The Battle of Tannenberg was fought from 26 to 30 August 1914 at the start of the Eastern Front of World War I. The battle occurred amid a Russian offensive into German East Prussia, and it resulted in the destruction of the Russian 2nd Army and the Germans' vengeance for their defeat at nearby Grunwald in 1410.
Background[]
At the start of the war, Germany intended to stand on the defensive against Russia until France had been defeated in the west. Germany assumed Russian mobilization would take at least 40 days to complete. The Russians, however, had promised the French that Russian forces would launch an attack against Germany within 15 days of the outbreak of war. Russia planned to begin its role in the war by taking the offensive against Austria-Hungary.
Battle[]
Following the dictates of the Schlieffen Plan, the Germans had sent seven of their eight armies to Belgium and France. The German 8th Army, commanded by General Maximilian Prittwitz, was to act as a holding force until troops could be transferred from the west. The Russians, their forces divided between the German and Austro-Hungarian fronts, had two armies available for an invasion of East Prussia, giving them considerable local superiority in manpower. Honoring their agreement with France, the Russians attacked on day 15 of the war, even though their mobilization was far from complete.
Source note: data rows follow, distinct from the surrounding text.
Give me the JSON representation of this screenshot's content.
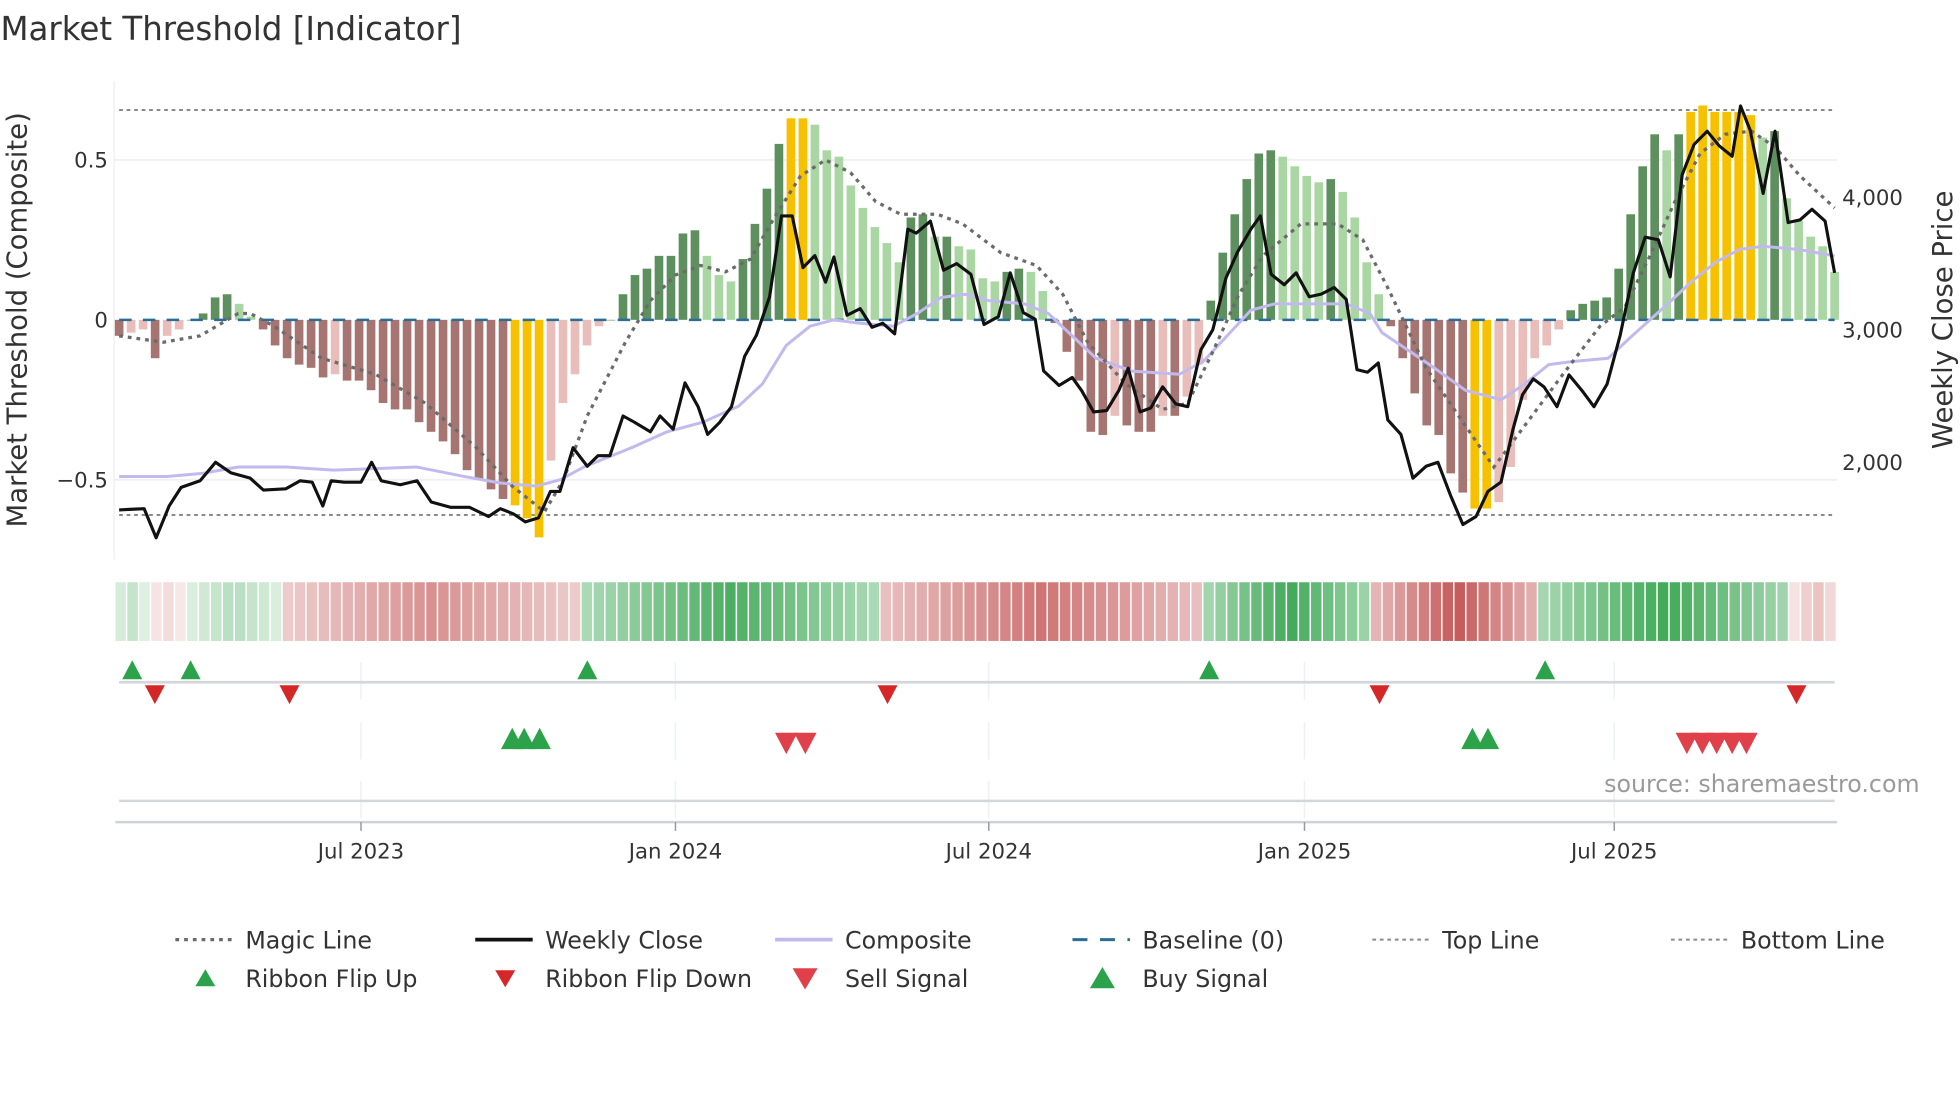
{
  "title": "Market Threshold [Indicator]",
  "source": "source: sharemaestro.com",
  "chart_data": {
    "type": "bar",
    "title": "Market Threshold [Indicator]",
    "ylabel": "Market Threshold (Composite)",
    "y2label": "Weekly Close Price",
    "ylim": [
      -0.75,
      0.746
    ],
    "y2lim": [
      1264,
      4877
    ],
    "xlim_weeks": [
      0,
      144
    ],
    "yticks": [
      {
        "v": 0.5,
        "label": "0.5"
      },
      {
        "v": 0,
        "label": "0"
      },
      {
        "v": -0.5,
        "label": "−0.5"
      }
    ],
    "y2ticks": [
      {
        "v": 4000,
        "label": "4,000"
      },
      {
        "v": 3000,
        "label": "3,000"
      },
      {
        "v": 2000,
        "label": "2,000"
      }
    ],
    "xticks": [
      {
        "w": 20.3,
        "label": "Jul 2023"
      },
      {
        "w": 46.7,
        "label": "Jan 2024"
      },
      {
        "w": 73,
        "label": "Jul 2024"
      },
      {
        "w": 99.5,
        "label": "Jan 2025"
      },
      {
        "w": 125.5,
        "label": "Jul 2025"
      }
    ],
    "top_line": 0.656,
    "bottom_line": -0.61,
    "baseline": 0,
    "grid": true,
    "composite_bars": [
      -0.05,
      -0.04,
      -0.03,
      -0.12,
      -0.05,
      -0.03,
      0.0,
      0.02,
      0.07,
      0.08,
      0.05,
      0.01,
      -0.03,
      -0.08,
      -0.12,
      -0.14,
      -0.15,
      -0.18,
      -0.17,
      -0.19,
      -0.19,
      -0.22,
      -0.26,
      -0.28,
      -0.28,
      -0.32,
      -0.35,
      -0.38,
      -0.42,
      -0.47,
      -0.5,
      -0.53,
      -0.56,
      -0.58,
      -0.62,
      -0.68,
      -0.44,
      -0.26,
      -0.17,
      -0.08,
      -0.02,
      0.0,
      0.08,
      0.14,
      0.16,
      0.2,
      0.2,
      0.27,
      0.28,
      0.2,
      0.14,
      0.12,
      0.19,
      0.3,
      0.41,
      0.55,
      0.63,
      0.63,
      0.61,
      0.53,
      0.51,
      0.42,
      0.35,
      0.29,
      0.24,
      0.18,
      0.32,
      0.33,
      0.26,
      0.26,
      0.23,
      0.22,
      0.13,
      0.12,
      0.15,
      0.16,
      0.15,
      0.09,
      -0.01,
      -0.1,
      -0.19,
      -0.35,
      -0.36,
      -0.3,
      -0.33,
      -0.35,
      -0.35,
      -0.3,
      -0.3,
      -0.24,
      -0.14,
      0.06,
      0.21,
      0.33,
      0.44,
      0.52,
      0.53,
      0.51,
      0.48,
      0.45,
      0.43,
      0.44,
      0.4,
      0.32,
      0.18,
      0.08,
      -0.02,
      -0.12,
      -0.23,
      -0.33,
      -0.36,
      -0.48,
      -0.54,
      -0.59,
      -0.59,
      -0.57,
      -0.46,
      -0.25,
      -0.12,
      -0.08,
      -0.03,
      0.03,
      0.05,
      0.06,
      0.07,
      0.16,
      0.33,
      0.48,
      0.58,
      0.53,
      0.58,
      0.65,
      0.67,
      0.65,
      0.65,
      0.65,
      0.64,
      0.57,
      0.59,
      0.38,
      0.31,
      0.26,
      0.23,
      0.15
    ],
    "weekly_close": [
      [
        0,
        1640
      ],
      [
        2.1,
        1650
      ],
      [
        3.1,
        1430
      ],
      [
        4.2,
        1670
      ],
      [
        5.2,
        1810
      ],
      [
        6.8,
        1860
      ],
      [
        8.1,
        2000
      ],
      [
        9.4,
        1920
      ],
      [
        11,
        1880
      ],
      [
        12.1,
        1790
      ],
      [
        14,
        1800
      ],
      [
        15.2,
        1860
      ],
      [
        16.2,
        1850
      ],
      [
        17.1,
        1670
      ],
      [
        17.8,
        1860
      ],
      [
        18.9,
        1850
      ],
      [
        20.3,
        1850
      ],
      [
        21.2,
        2000
      ],
      [
        22,
        1860
      ],
      [
        23.6,
        1830
      ],
      [
        25,
        1860
      ],
      [
        26.2,
        1700
      ],
      [
        27.8,
        1660
      ],
      [
        29.4,
        1660
      ],
      [
        31,
        1590
      ],
      [
        32,
        1650
      ],
      [
        33.1,
        1610
      ],
      [
        34.1,
        1550
      ],
      [
        35.2,
        1580
      ],
      [
        36.2,
        1780
      ],
      [
        37,
        1780
      ],
      [
        38.1,
        2110
      ],
      [
        39.3,
        1970
      ],
      [
        40.2,
        2050
      ],
      [
        41.2,
        2050
      ],
      [
        42.3,
        2350
      ],
      [
        43.3,
        2300
      ],
      [
        44.6,
        2230
      ],
      [
        45.4,
        2350
      ],
      [
        46.5,
        2250
      ],
      [
        47.5,
        2600
      ],
      [
        48.6,
        2420
      ],
      [
        49.4,
        2210
      ],
      [
        50.4,
        2300
      ],
      [
        51.4,
        2420
      ],
      [
        52.5,
        2800
      ],
      [
        53.5,
        2960
      ],
      [
        54.6,
        3250
      ],
      [
        55.6,
        3860
      ],
      [
        56.5,
        3860
      ],
      [
        57.4,
        3470
      ],
      [
        58.4,
        3560
      ],
      [
        59.3,
        3360
      ],
      [
        60,
        3550
      ],
      [
        61.1,
        3110
      ],
      [
        62.2,
        3160
      ],
      [
        63.2,
        3020
      ],
      [
        64.1,
        3050
      ],
      [
        65.1,
        2970
      ],
      [
        66.2,
        3760
      ],
      [
        66.9,
        3730
      ],
      [
        68.1,
        3820
      ],
      [
        69.2,
        3450
      ],
      [
        70.3,
        3500
      ],
      [
        71.5,
        3420
      ],
      [
        72.6,
        3040
      ],
      [
        73.8,
        3100
      ],
      [
        74.8,
        3430
      ],
      [
        75.9,
        3130
      ],
      [
        76.9,
        3080
      ],
      [
        77.6,
        2690
      ],
      [
        78.9,
        2580
      ],
      [
        80,
        2640
      ],
      [
        80.8,
        2540
      ],
      [
        81.8,
        2380
      ],
      [
        82.9,
        2390
      ],
      [
        83.9,
        2540
      ],
      [
        84.7,
        2710
      ],
      [
        85.7,
        2380
      ],
      [
        86.6,
        2410
      ],
      [
        87.6,
        2570
      ],
      [
        88.7,
        2440
      ],
      [
        89.7,
        2420
      ],
      [
        90.8,
        2850
      ],
      [
        91.8,
        3000
      ],
      [
        92.9,
        3390
      ],
      [
        93.9,
        3590
      ],
      [
        95,
        3760
      ],
      [
        95.8,
        3860
      ],
      [
        96.7,
        3420
      ],
      [
        97.8,
        3340
      ],
      [
        98.8,
        3430
      ],
      [
        99.9,
        3250
      ],
      [
        100.9,
        3270
      ],
      [
        102,
        3320
      ],
      [
        103,
        3230
      ],
      [
        103.9,
        2700
      ],
      [
        104.8,
        2680
      ],
      [
        105.7,
        2750
      ],
      [
        106.5,
        2320
      ],
      [
        107.6,
        2210
      ],
      [
        108.6,
        1880
      ],
      [
        109.7,
        1970
      ],
      [
        110.7,
        2000
      ],
      [
        111.8,
        1740
      ],
      [
        112.8,
        1530
      ],
      [
        113.9,
        1590
      ],
      [
        114.9,
        1780
      ],
      [
        116,
        1850
      ],
      [
        117,
        2250
      ],
      [
        117.8,
        2510
      ],
      [
        118.7,
        2630
      ],
      [
        119.6,
        2570
      ],
      [
        120.7,
        2420
      ],
      [
        121.7,
        2660
      ],
      [
        122.8,
        2540
      ],
      [
        123.8,
        2420
      ],
      [
        124.9,
        2590
      ],
      [
        126,
        2960
      ],
      [
        127.1,
        3430
      ],
      [
        128.1,
        3700
      ],
      [
        129.2,
        3680
      ],
      [
        130.2,
        3400
      ],
      [
        131.2,
        4170
      ],
      [
        132.2,
        4400
      ],
      [
        133.3,
        4500
      ],
      [
        134.3,
        4390
      ],
      [
        135.4,
        4310
      ],
      [
        136.1,
        4690
      ],
      [
        136.9,
        4510
      ],
      [
        138,
        4030
      ],
      [
        139,
        4500
      ],
      [
        140.1,
        3810
      ],
      [
        141.1,
        3830
      ],
      [
        142.1,
        3910
      ],
      [
        143.2,
        3820
      ],
      [
        144,
        3430
      ]
    ],
    "magic_line": [
      [
        0,
        -0.05
      ],
      [
        3.7,
        -0.07
      ],
      [
        6.8,
        -0.05
      ],
      [
        10,
        0.02
      ],
      [
        11,
        0.02
      ],
      [
        13,
        -0.02
      ],
      [
        17,
        -0.12
      ],
      [
        21.5,
        -0.17
      ],
      [
        25.7,
        -0.26
      ],
      [
        30,
        -0.4
      ],
      [
        33,
        -0.52
      ],
      [
        35.7,
        -0.6
      ],
      [
        37.3,
        -0.5
      ],
      [
        39.3,
        -0.3
      ],
      [
        42.5,
        -0.07
      ],
      [
        44.6,
        0.06
      ],
      [
        46.7,
        0.14
      ],
      [
        48.8,
        0.17
      ],
      [
        50.9,
        0.15
      ],
      [
        53,
        0.19
      ],
      [
        55,
        0.32
      ],
      [
        57.2,
        0.45
      ],
      [
        59.3,
        0.5
      ],
      [
        61.4,
        0.46
      ],
      [
        63.5,
        0.37
      ],
      [
        65.6,
        0.33
      ],
      [
        68.7,
        0.33
      ],
      [
        70.8,
        0.3
      ],
      [
        74,
        0.21
      ],
      [
        77,
        0.17
      ],
      [
        79.2,
        0.08
      ],
      [
        81.3,
        -0.07
      ],
      [
        84.5,
        -0.2
      ],
      [
        87.6,
        -0.28
      ],
      [
        89.7,
        -0.26
      ],
      [
        91.8,
        -0.1
      ],
      [
        94,
        0.08
      ],
      [
        96,
        0.2
      ],
      [
        99.2,
        0.3
      ],
      [
        102.3,
        0.3
      ],
      [
        104.4,
        0.25
      ],
      [
        106.5,
        0.1
      ],
      [
        109.7,
        -0.15
      ],
      [
        112.8,
        -0.32
      ],
      [
        115.4,
        -0.46
      ],
      [
        118,
        -0.33
      ],
      [
        121.2,
        -0.17
      ],
      [
        124.3,
        -0.02
      ],
      [
        126.4,
        0.04
      ],
      [
        128.5,
        0.2
      ],
      [
        130.6,
        0.37
      ],
      [
        132.7,
        0.52
      ],
      [
        134.8,
        0.58
      ],
      [
        137,
        0.59
      ],
      [
        139,
        0.54
      ],
      [
        141.1,
        0.45
      ],
      [
        144,
        0.35
      ]
    ],
    "composite_line": [
      [
        0,
        -0.49
      ],
      [
        4,
        -0.49
      ],
      [
        7,
        -0.48
      ],
      [
        10,
        -0.46
      ],
      [
        14,
        -0.46
      ],
      [
        18,
        -0.47
      ],
      [
        25,
        -0.46
      ],
      [
        29,
        -0.49
      ],
      [
        32,
        -0.51
      ],
      [
        35,
        -0.52
      ],
      [
        37,
        -0.5
      ],
      [
        39,
        -0.46
      ],
      [
        43,
        -0.4
      ],
      [
        46,
        -0.35
      ],
      [
        49,
        -0.32
      ],
      [
        52,
        -0.27
      ],
      [
        54,
        -0.2
      ],
      [
        56,
        -0.08
      ],
      [
        58,
        -0.02
      ],
      [
        60,
        0
      ],
      [
        62,
        -0.01
      ],
      [
        65,
        -0.02
      ],
      [
        67,
        0.02
      ],
      [
        69,
        0.07
      ],
      [
        71,
        0.08
      ],
      [
        73,
        0.06
      ],
      [
        76,
        0.05
      ],
      [
        78,
        0.02
      ],
      [
        80,
        -0.05
      ],
      [
        82,
        -0.12
      ],
      [
        85,
        -0.16
      ],
      [
        89,
        -0.17
      ],
      [
        91,
        -0.13
      ],
      [
        93,
        -0.05
      ],
      [
        95,
        0.03
      ],
      [
        97,
        0.05
      ],
      [
        100,
        0.05
      ],
      [
        103,
        0.05
      ],
      [
        105,
        0.02
      ],
      [
        106,
        -0.04
      ],
      [
        110,
        -0.14
      ],
      [
        113,
        -0.22
      ],
      [
        116,
        -0.25
      ],
      [
        118,
        -0.2
      ],
      [
        120,
        -0.14
      ],
      [
        122,
        -0.13
      ],
      [
        125,
        -0.12
      ],
      [
        127,
        -0.05
      ],
      [
        130,
        0.05
      ],
      [
        132,
        0.12
      ],
      [
        134,
        0.18
      ],
      [
        136,
        0.22
      ],
      [
        138,
        0.23
      ],
      [
        141,
        0.22
      ],
      [
        144,
        0.2
      ]
    ],
    "ribbon_segments": [
      [
        0,
        2.7,
        "up",
        0.3
      ],
      [
        2.7,
        6,
        "down",
        0.2
      ],
      [
        6,
        14,
        "up",
        0.35
      ],
      [
        14,
        39,
        "down",
        0.6
      ],
      [
        39,
        64,
        "up",
        0.85
      ],
      [
        64,
        91,
        "down",
        0.75
      ],
      [
        91,
        105.5,
        "up",
        0.9
      ],
      [
        105.5,
        119,
        "down",
        0.9
      ],
      [
        119,
        140.5,
        "up",
        0.9
      ],
      [
        140.5,
        144,
        "down",
        0.35
      ]
    ],
    "ribbon_flip_up": [
      1.1,
      6,
      39.3,
      91.5,
      119.7
    ],
    "ribbon_flip_down": [
      3,
      14.3,
      64.5,
      105.8,
      140.8
    ],
    "buy_signal": [
      33,
      34,
      35.3,
      113.6,
      114.9
    ],
    "sell_signal": [
      56,
      57.6,
      131.6,
      132.9,
      134.1,
      135.4,
      136.6
    ],
    "legend": {
      "magic_line": "Magic Line",
      "weekly_close": "Weekly Close",
      "composite": "Composite",
      "baseline": "Baseline (0)",
      "top_line": "Top Line",
      "bottom_line": "Bottom Line",
      "ribbon_flip_up": "Ribbon Flip Up",
      "ribbon_flip_down": "Ribbon Flip Down",
      "sell_signal": "Sell Signal",
      "buy_signal": "Buy Signal"
    },
    "legend_placement": "bottom",
    "colors": {
      "bar_up_strong": "#5e8f5e",
      "bar_up_weak": "#a9d6a3",
      "bar_down_strong": "#a67572",
      "bar_down_weak": "#e9bdb9",
      "bar_extreme": "#f7c100",
      "close": "#111111",
      "composite": "#c2baee",
      "magic": "#6b6b6b",
      "baseline": "#2b6d99",
      "threshold": "#8a8a8a",
      "signal_up": "#2ca24a",
      "signal_down": "#d62728",
      "sell": "#e0404a"
    }
  }
}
The advance of Russian troops onto German soil, preceded by marauding Cossack cavalry, sent a wave of panic through Germany. Roads were clogged with East Prussian refugees fleeing westward. Abandoning prepared defensive positions, the German 8th Army advanced toward the Russian 1st Army. Commanded by General Paul von Rennenkampf, the Russians repelled German attacks at Gumbinnen.
Role of intelligence[]
When reconnaissance aircraft reported the advance of the Russian 2nd Army to the south of the Masurian Lakes, Prittwitz panicked and ordered a general withdrawal to the Vistula, angering the German high command. Prittwitz was fired and replaced by veteran General Paul von Hindenburg, with General Ludendorff - the hero of the recent siege of Liege - as his Chief of Staff.
Hindenburg and Ludendorff arrived in East Prussia to find a perfectly viable plan for a counteroffensive already in place, devised by Prittwitz's staff. Gambling that the fighting at Gumbinnen would have temporarily halted Rennenmakpf, the Germans decided to concentrate their forces against the Russian 2nd Army, commanded by General Alexander Samsonov, which was blithely pushing forward almost unopposed through the forests to the south.
The German plan took advantage of aerial reconnaissance, by both primitive Taube airplanes and airships. An intercepted Russian radio message, transmitted uncoded, confirmed that Rennenkampf was not intending to resume his advance.
Setting the trap[]
Leaving a thin screen of cavalry and reserves in front of the Russian 1st Army, an entire German corps under General Hermann von Francois was moved by train to the south of the Russian 2nd Army. Other German troops marched fromGumbinnen toward Samsonov's northern flank. Samsonov was ignorant of the position of German forces and had no contact with the Russian 1st Army. Nonetheless, a spirit of optimism reigned. When German flank attacks began on 26-27 August, Samsonov pressed forward. By 29 August, the German pincers had closed behind him and most of the Second Army was trapped. Having lost control of his forces, Samsonov walked into the forest and shot himself. Claiming a great victory, the Germans named it Tannenberg after a 15th-century battle famed in Prussian history.
Aftermath[]
Germany was to find no easy victory on the Eastern Front to compensate for its failure to win in the west. The Russians recovered from Tannenberg. When the Germans turned their forces against the Russian 1st Army in September, Rennenkampf managed a fighting withdrawal at the First Battle of the Masurian Lakes and then mounted a successful counteroffensive. Russia was also scoring successes against the Austro-Hungarians in Galicia, and figting on the Eastern Front continued in Poland. Hindenburg and Ludendorff took the credit for saving Germany from the Russian hordes, and the two generals were endowed with almost magical prestige. Their rise to power had begun.